Mr. Obama offered scant details of how such a rating system would work, and that's understandable. It will take time to develop. And other strategies he is pursuing, from capping student loan payments to 10 percent of monthly income to calling for an expansion of cost-effective online courses and accelerated degree programs, seem entirely prudent.

As the president noted, the rising cost of college tuition — 163 percent, on average, since 1984 compared to an 8 percent rise in median U.S. household income during that same period — is alarming. And yes, the government should not subsidize schools that do not produce good results.

But as any parent of a prospective college student can tell you, there are a lot of choices out there and a lot of different kinds of students with entirely different needs. Higher education is already competitive; the problem is it's costly. Wouldn't it be easier to simply put better information in the hands of its customers?

Still, Mr. Obama deserves high marks for entering the fray beyond his recent crusade for lower interest rates on student loans. As we've noted before, making education more affordable shouldn't begin and end at interest rates; it requires a much broader approach that not only ensures the adequacy of funding from government, private industry and students but also considers the spending side of the equation and whether, in this digital age, there aren't more efficient ways to impart knowledge than the centuries-old model.

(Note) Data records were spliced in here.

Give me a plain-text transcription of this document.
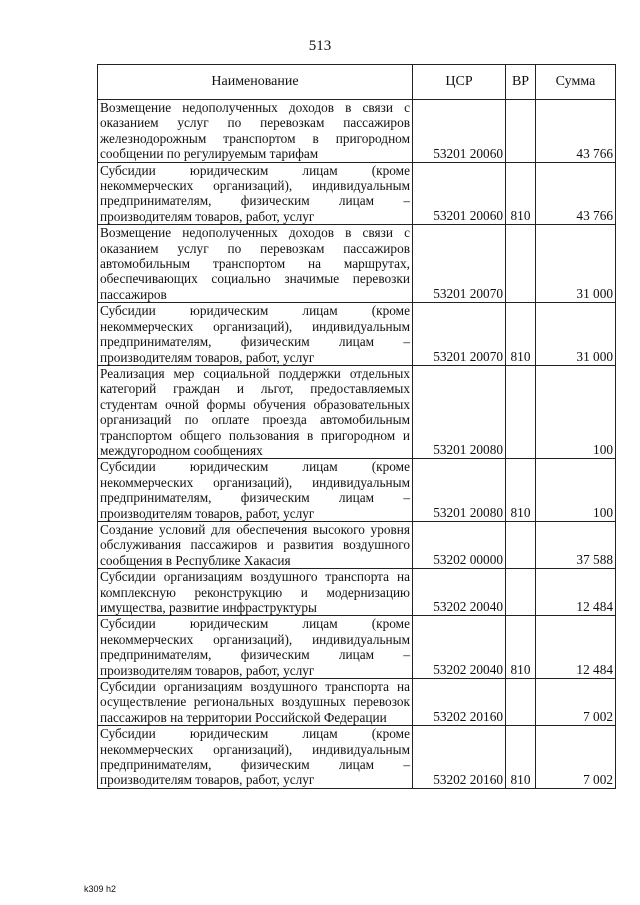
513
Наименование	ЦСР	ВР	Сумма
Возмещение недополученных доходов в связи с оказанием услуг по перевозкам пассажиров железнодорожным транспортом в пригородном сообщении по регулируемым тарифам	53201 20060		43 766
Субсидии юридическим лицам (кроме некоммерческих организаций), индивидуальным предпринимателям, физическим лицам – производителям товаров, работ, услуг	53201 20060	810	43 766
Возмещение недополученных доходов в связи с оказанием услуг по перевозкам пассажиров автомобильным транспортом на маршрутах, обеспечивающих социально значимые перевозки пассажиров	53201 20070		31 000
Субсидии юридическим лицам (кроме некоммерческих организаций), индивидуальным предпринимателям, физическим лицам – производителям товаров, работ, услуг	53201 20070	810	31 000
Реализация мер социальной поддержки отдельных категорий граждан и льгот, предоставляемых студентам очной формы обучения образовательных организаций по оплате проезда автомобильным транспортом общего пользования в пригородном и междугородном сообщениях	53201 20080		100
Субсидии юридическим лицам (кроме некоммерческих организаций), индивидуальным предпринимателям, физическим лицам – производителям товаров, работ, услуг	53201 20080	810	100
Создание условий для обеспечения высокого уровня обслуживания пассажиров и развития воздушного сообщения в Республике Хакасия	53202 00000		37 588
Субсидии организациям воздушного транспорта на комплексную реконструкцию и модернизацию имущества, развитие инфраструктуры	53202 20040		12 484
Субсидии юридическим лицам (кроме некоммерческих организаций), индивидуальным предпринимателям, физическим лицам – производителям товаров, работ, услуг	53202 20040	810	12 484
Субсидии организациям воздушного транспорта на осуществление региональных воздушных перевозок пассажиров на территории Российской Федерации	53202 20160		7 002
Субсидии юридическим лицам (кроме некоммерческих организаций), индивидуальным предпринимателям, физическим лицам – производителям товаров, работ, услуг	53202 20160	810	7 002
k309 h2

Given that Congress would have to approve any plan to tie aid to performance, it's probably not going anywhere soon. It doesn't require an advanced degree to recognize the institution is likely too dysfunctional to get anything done on such a controversial topic. But if U.S. higher education is to remain the world's gold standard, the twin problems of out-of-control costs and rising student debt will require more than the short-term bandages they've gotten out of Washington so far.